Die bisher in Deutschland häufig eingesetzten sogenannten Vitamin-K-Antagonisten zeigen bei nicht wenigen Patienten eine erhöhte Blutungsneigung und Wechselwirkungen mit anderen häufig eingenommenen Arzneimitteln und beliebten Lebensmitteln. Zudem können die notwendigen regelmäßigen Kontrollen des Gerinnungswertes bei manchen Patienten den Einsatz erschweren.
Die NOAK (nicht-Vitamin-K-abhängige Gerinnungshemmer) zeigen ein positiveres Nutzen-Risikoprofil als Vitamin-K-Antagonisten.
Operative Verfahren
Bei Patienten mit starken Beschwerden, bei denen sich der Sinusrhythmus nicht wiederherstellen lässt oder schwere Nebenwirkungen unter der Therapie auftreten, kann die Katheterablation eine Alternative darstellen.

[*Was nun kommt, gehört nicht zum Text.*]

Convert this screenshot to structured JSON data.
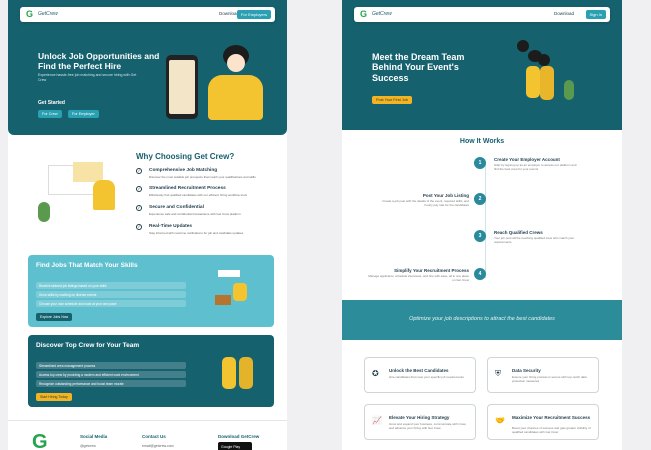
{
  "colors": {
    "primary": "#16616e",
    "accent": "#2aa0b3",
    "yellow": "#f4b321",
    "brand_green": "#26a34f"
  },
  "left": {
    "nav": {
      "logo": "G",
      "brand": "GetCrew",
      "download": "Download",
      "cta": "For Employers"
    },
    "hero": {
      "title": "Unlock Job Opportunities and Find the Perfect Hire",
      "subtitle": "Experience hassle-free job matching and secure hiring with Get Crew",
      "get_started": "Get Started",
      "btn_crew": "For Crew",
      "btn_employer": "For Employer"
    },
    "why": {
      "title": "Why Choosing Get Crew?",
      "features": [
        {
          "title": "Comprehensive Job Matching",
          "desc": "Discover the most suitable job prospects that match your qualifications and skills",
          "icon": "check-circle-icon"
        },
        {
          "title": "Streamlined Recruitment Process",
          "desc": "Effortlessly find qualified candidates with our efficient hiring workflow tools",
          "icon": "check-circle-icon"
        },
        {
          "title": "Secure and Confidential",
          "desc": "Experience safe and confidential transactions with Get Crew platform",
          "icon": "check-circle-icon"
        },
        {
          "title": "Real-Time Updates",
          "desc": "Stay informed with real-time notifications for job and candidate updates",
          "icon": "check-circle-icon"
        }
      ]
    },
    "find_jobs": {
      "title": "Find Jobs That Match Your Skills",
      "items": [
        "Receive tailored job listings based on your skills",
        "Grow skills by working on diverse events",
        "Choose your own schedule and work at your own pace"
      ],
      "button": "Explore Jobs Now"
    },
    "discover": {
      "title": "Discover Top Crew for Your Team",
      "items": [
        "Streamlined crew management process",
        "Access top crew by providing a modern and efficient work environment",
        "Recognize outstanding performance and boost team morale"
      ],
      "button": "Start Hiring Today"
    },
    "footer": {
      "logo": "G",
      "social_title": "Social Media",
      "social_value": "@getcrew",
      "contact_title": "Contact Us",
      "contact_value": "email@getcrew.com",
      "download_title": "Download GetCrew",
      "store": "Google Play"
    }
  },
  "right": {
    "nav": {
      "logo": "G",
      "brand": "GetCrew",
      "download": "Download",
      "cta": "Sign In"
    },
    "hero": {
      "title": "Meet the Dream Team Behind Your Event's Success",
      "button": "Post Your First Job"
    },
    "how": {
      "title": "How It Works",
      "steps": [
        {
          "n": "1",
          "title": "Create Your Employer Account",
          "desc": "Start by signing up as an employer to access our platform and find the best crew for your events"
        },
        {
          "n": "2",
          "title": "Post Your Job Listing",
          "desc": "Create a job post with the details of the event, required skills, and hourly pay rate for the candidates"
        },
        {
          "n": "3",
          "title": "Reach Qualified Crews",
          "desc": "Your job post will be reaching qualified crew who match your requirements"
        },
        {
          "n": "4",
          "title": "Simplify Your Recruitment Process",
          "desc": "Manage applicants, schedule interviews, and hire with ease, all in one place on Get Crew"
        }
      ]
    },
    "band": "Optimize your job descriptions to attract the best candidates",
    "benefits": [
      {
        "icon": "award-icon",
        "title": "Unlock the Best Candidates",
        "desc": "Hire candidates that meet your specific job requirements"
      },
      {
        "icon": "shield-icon",
        "title": "Data Security",
        "desc": "Ensure your hiring process is secure with top-notch data protection measures"
      },
      {
        "icon": "chart-icon",
        "title": "Elevate Your Hiring Strategy",
        "desc": "Grow and expand your business, communicate with Crew, and advance your hiring with Get Crew"
      },
      {
        "icon": "handshake-icon",
        "title": "Maximize Your Recruitment Success",
        "desc": "Boost your chances of success and gain greater visibility of qualified candidates with Get Crew"
      }
    ]
  }
}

Bei der Katheterablation wird ein feiner Draht von der Leiste bis in den rechten Vorhof des Herzens geschoben. Anschließend wird gezielt die elektrische Reizweiterleitung über die Lungenvenen isoliert, um damit die Ausbreitung von irregulären elektrischen Impulsen zu verhindern. Dies geschieht durch Veröden. Bei ansonsten herzgesunden Patienten oder Patienten, die sich einer Herzoperation aus anderen Gründen unterziehen müssen, ist auch ein operativer Eingriff, eine chirurgische Ablation, während einer minimal-invasiven Operation, möglich.
Nach der Ablation muss der Patient für sechs bis zwölf Stunden Bettruhe einhalten. In den ersten zehn Tagen nach dem Eingriff ist körperliche Schonung angesagt, um das Risiko von Nachblutungen an der Einstichstelle in der Leiste zu reduzieren.